The looks I was getting, the surprised stares, the embarrassed shock, and even a few comical laughs made me realize that while I was experiencing sexual arousal, most of the people who saw me were laughing at me. Look at that stupid girl! She wore all white and got soaked and is now showing her body to the world! That’s what you get for doing something so stupid!
As this thought percolated through my brain I flushed red with embarrassment, lowering my head in shame. My footsteps quickened, as did my sexual tension, and I moved quickly to try to finish my two section round. Of course, after finishing two sections, I realized that I would have to walk back through them or actually loop half the mall just to get back to where I parked. I was humiliated. I was embarrassed. I was so horny that just saying the word “cock” to me would probably have made me pop right there.
I was startled out of own little patch of humiliation when one of the kiosk venders, rather than encouraging me to try a sample or look at his wares greeted me with “Nice tits, sweetheart.” Now that’s what I call customer service. I gave him a horrified look and moved on, ignoring the surge from the ben wa balls as I practically broke into a run. A little further down the mall I ducked into a bathroom, locked myself into a stall, and wildly masturbated until I came in a wet downpour that threatened to replicate the one I had drenched myself in earlier.
After exploding in a rather unromantic and sterile location, I faced my next decision. I had ALL of my regular clothes in the bag with me. Maybe this was why Master Mark wanted me to put it in my car, so that I wouldn’t have an option? I wrestled with this choice for about ten minutes, actually it was long enough for my clothes to actually start drying. I was still pretty damp, but I wasn’t as see thru now. Transparency had turned to a delicate frosting. I decided that I needed to stay in the spirit of the assignment, so I stepped out of the stall, ran a comb through my hair, and stepped back into the main mall area. I headed for the exit.
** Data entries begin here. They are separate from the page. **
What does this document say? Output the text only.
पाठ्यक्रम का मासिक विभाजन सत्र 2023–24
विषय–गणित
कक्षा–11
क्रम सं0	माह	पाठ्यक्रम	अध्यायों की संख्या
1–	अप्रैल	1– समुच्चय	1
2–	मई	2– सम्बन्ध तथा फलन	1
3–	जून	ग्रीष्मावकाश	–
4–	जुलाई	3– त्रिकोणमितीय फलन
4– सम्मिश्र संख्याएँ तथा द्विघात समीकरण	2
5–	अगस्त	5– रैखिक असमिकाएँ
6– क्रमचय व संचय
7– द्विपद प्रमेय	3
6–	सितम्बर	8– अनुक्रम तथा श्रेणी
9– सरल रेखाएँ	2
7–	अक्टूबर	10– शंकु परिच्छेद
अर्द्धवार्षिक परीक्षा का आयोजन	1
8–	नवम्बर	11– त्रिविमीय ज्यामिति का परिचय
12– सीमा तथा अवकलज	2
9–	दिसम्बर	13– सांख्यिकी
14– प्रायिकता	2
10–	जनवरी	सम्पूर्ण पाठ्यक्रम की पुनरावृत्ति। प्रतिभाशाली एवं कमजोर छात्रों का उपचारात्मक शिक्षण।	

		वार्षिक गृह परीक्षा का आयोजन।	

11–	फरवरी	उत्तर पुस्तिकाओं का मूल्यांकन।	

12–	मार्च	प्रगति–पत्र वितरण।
To be honest, I still got looks, I mean seriously, who wouldn’t look at a semi-wet girl wearing nothing but white, especially when it was obvious she wasn’t wearing a bra or panties? This time I didn’t cover my breasts, giving the various men I passed a better glimpse of my breasts, while they weren’t quite as prominently displayed as before. I even got a wolf whistle. This was much better.
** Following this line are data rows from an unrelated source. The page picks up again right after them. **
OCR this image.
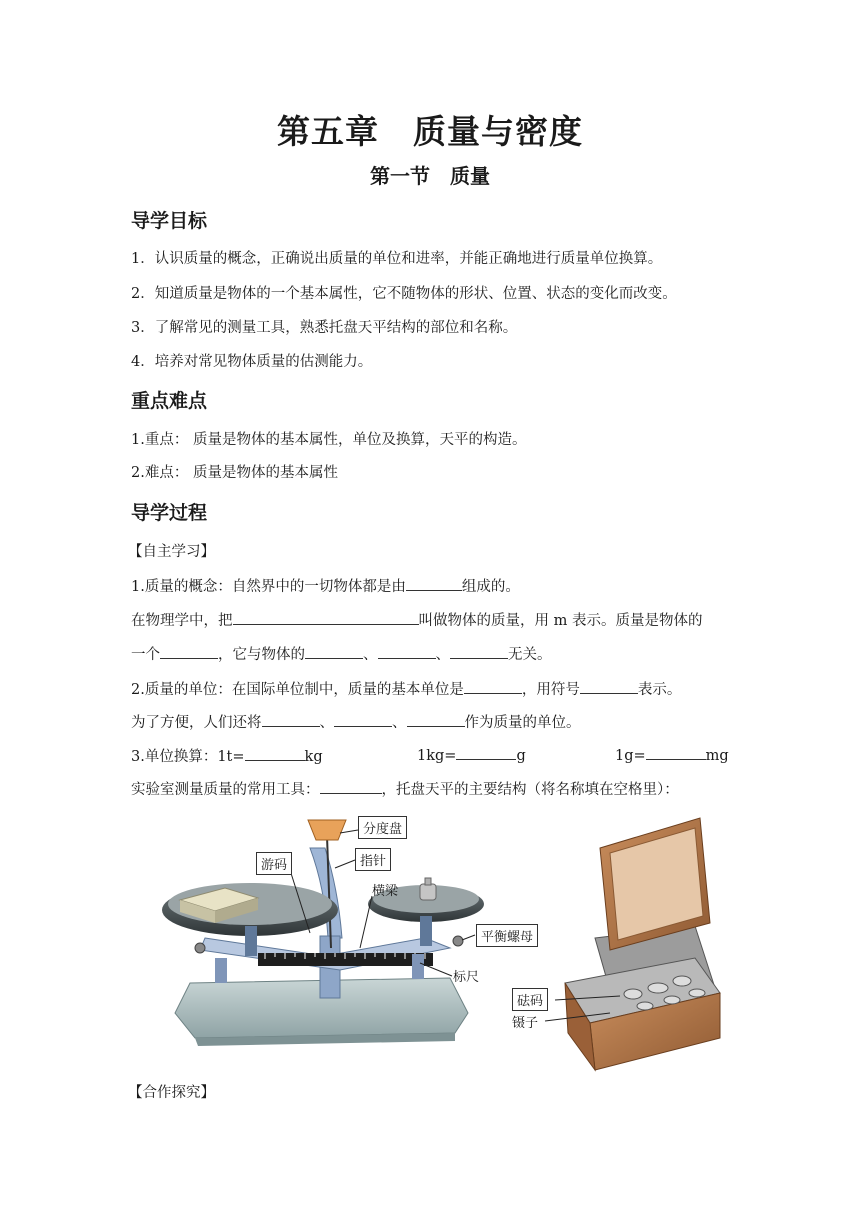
第五章　质量与密度
第一节　质量
导学目标
1．认识质量的概念，正确说出质量的单位和进率，并能正确地进行质量单位换算。
2．知道质量是物体的一个基本属性，它不随物体的形状、位置、状态的变化而改变。
3．了解常见的测量工具，熟悉托盘天平结构的部位和名称。
4．培养对常见物体质量的估测能力。
重点难点
1.重点： 质量是物体的基本属性，单位及换算，天平的构造。
2.难点： 质量是物体的基本属性
导学过程
【自主学习】
1.质量的概念：自然界中的一切物体都是由	组成的。
在物理学中，把	叫做物体的质量，用 m 表示。质量是物体的
一个	，它与物体的	、	、	无关。
2.质量的单位：在国际单位制中，质量的基本单位是	，用符号	表示。
为了方便，人们还将	、	、	作为质量的单位。
3.单位换算：1t=	kg	1kg=	g	1g=	mg
实验室测量质量的常用工具：	，托盘天平的主要结构（将名称填在空格里）：
分度盘
游码	指针
横梁
平衡螺母
标尺
砝码
镊子
【合作探究】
But I was still a little bit embarrassed. That plus the ben wa balls had me going again pretty quick, and when I paused at the main exit, staring out into the still pouring rain, I steeled myself with the thought that once I got to my truck I could masturbate again. I took a step out, letting the water pour down on me, and then I walked, yes walked, to my truck.
I fished out my keys in the pouring rain, feeling the wet water cascade down my body. Suddenly I felt incredible, as if I was one with nature. I opened the car door and tossed my bag and keys in, and then , right there in the lot, peeled off my shirt. It’s not like it mattered really. My shirt was so wet that you could see right through it! I tossed it in after my bag and then pushed/pulled my soaked skirt off as well. Standing naked next to my truck I held out my arms and just felt the rain on my body. It was almost a religious experience.
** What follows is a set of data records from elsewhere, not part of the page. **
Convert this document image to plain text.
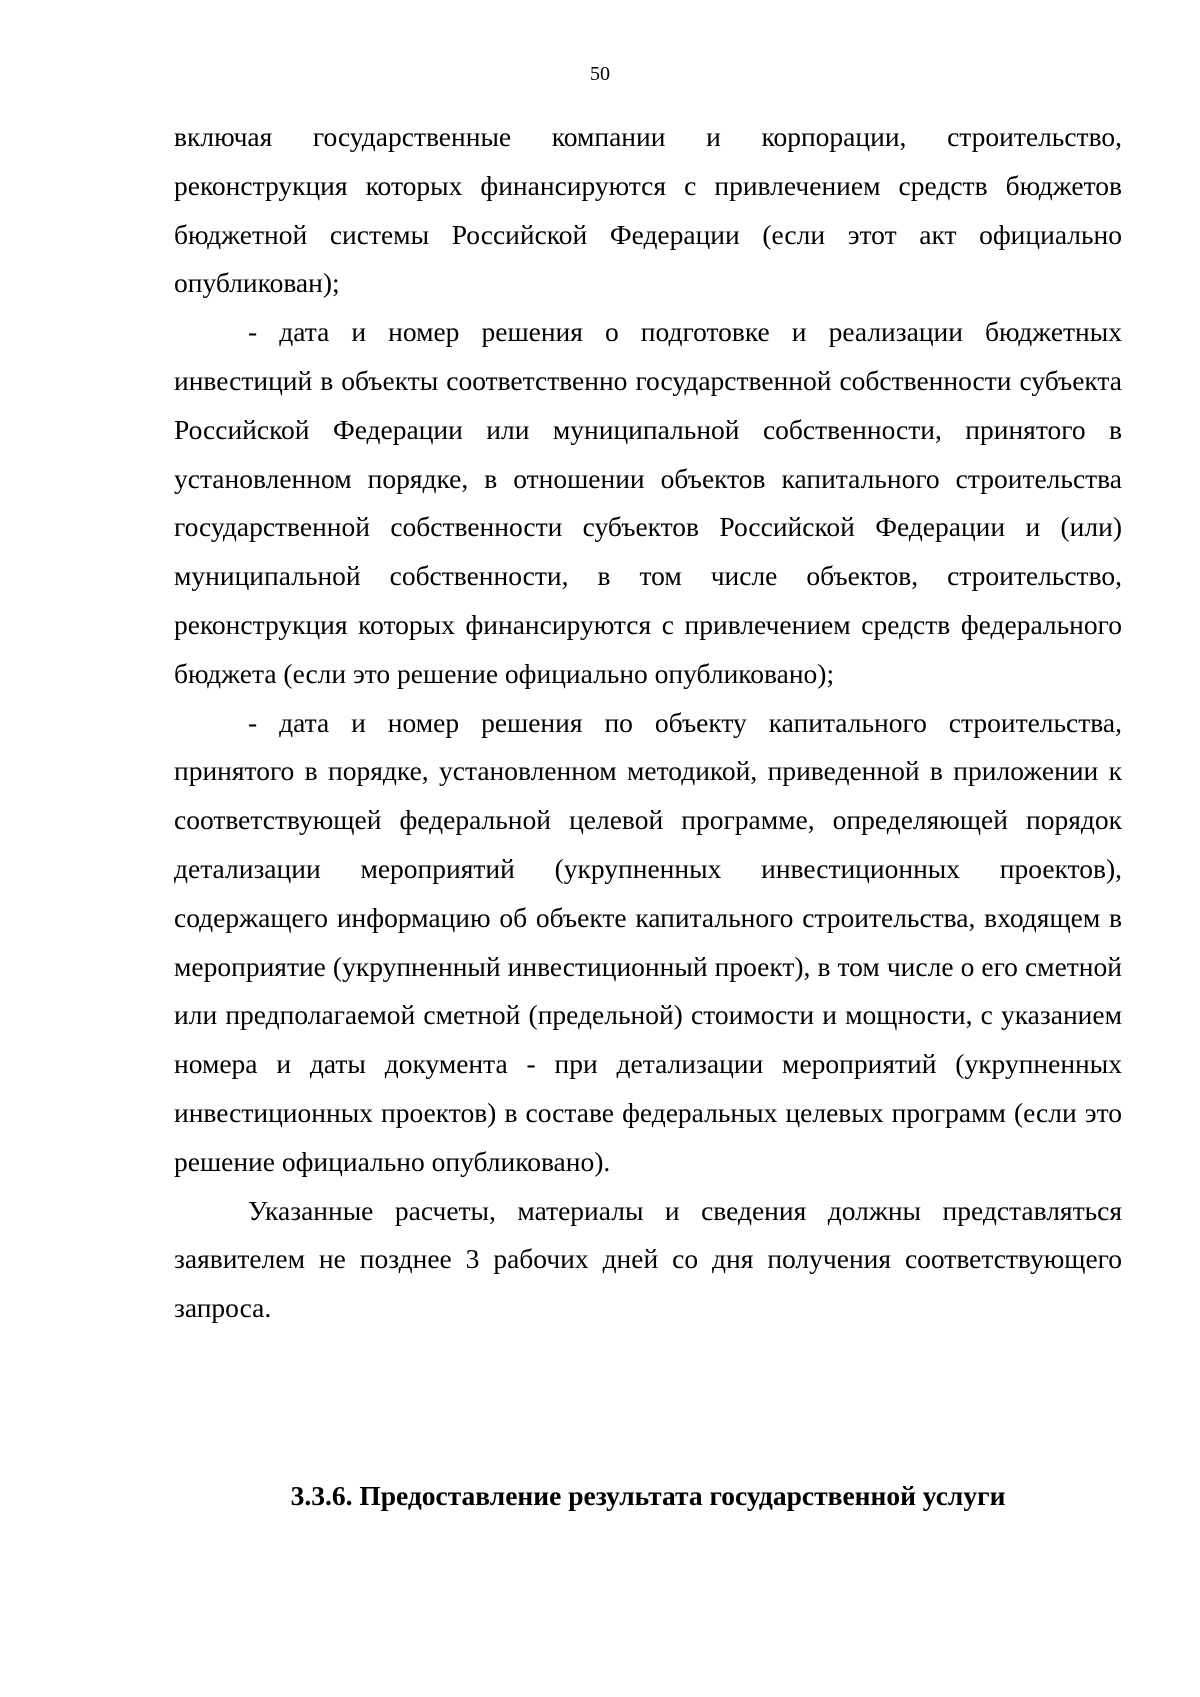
50

включая государственные компании и корпорации, строительство, реконструкция которых финансируются с привлечением средств бюджетов бюджетной системы Российской Федерации (если этот акт официально опубликован);

- дата и номер решения о подготовке и реализации бюджетных инвестиций в объекты соответственно государственной собственности субъекта Российской Федерации или муниципальной собственности, принятого в установленном порядке, в отношении объектов капитального строительства государственной собственности субъектов Российской Федерации и (или) муниципальной собственности, в том числе объектов, строительство, реконструкция которых финансируются с привлечением средств федерального бюджета (если это решение официально опубликовано);

- дата и номер решения по объекту капитального строительства, принятого в порядке, установленном методикой, приведенной в приложении к соответствующей федеральной целевой программе, определяющей порядок детализации мероприятий (укрупненных инвестиционных проектов), содержащего информацию об объекте капитального строительства, входящем в мероприятие (укрупненный инвестиционный проект), в том числе о его сметной или предполагаемой сметной (предельной) стоимости и мощности, с указанием номера и даты документа - при детализации мероприятий (укрупненных инвестиционных проектов) в составе федеральных целевых программ (если это решение официально опубликовано).

Указанные расчеты, материалы и сведения должны представляться заявителем не позднее 3 рабочих дней со дня получения соответствующего запроса.

3.3.6. Предоставление результата государственной услуги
Then I got in the truck. I don’t want to get arrested for public lewdness. I found my keys as the windows steamed up and I wiped the water from my eyes and my hair and got the heater going. It wasn’t that cold outside, but I was a bit chilled. I reached down between my legs, found my clit, and slowly rubbed myself into climax. It was incredible. It was awesome. It was relief.
I drove away like that, stuffed with ben wa balls, sexually relieved, still very wet both externally and internally, and naked as the day I was born.
I think I’ll wear white every time it rains.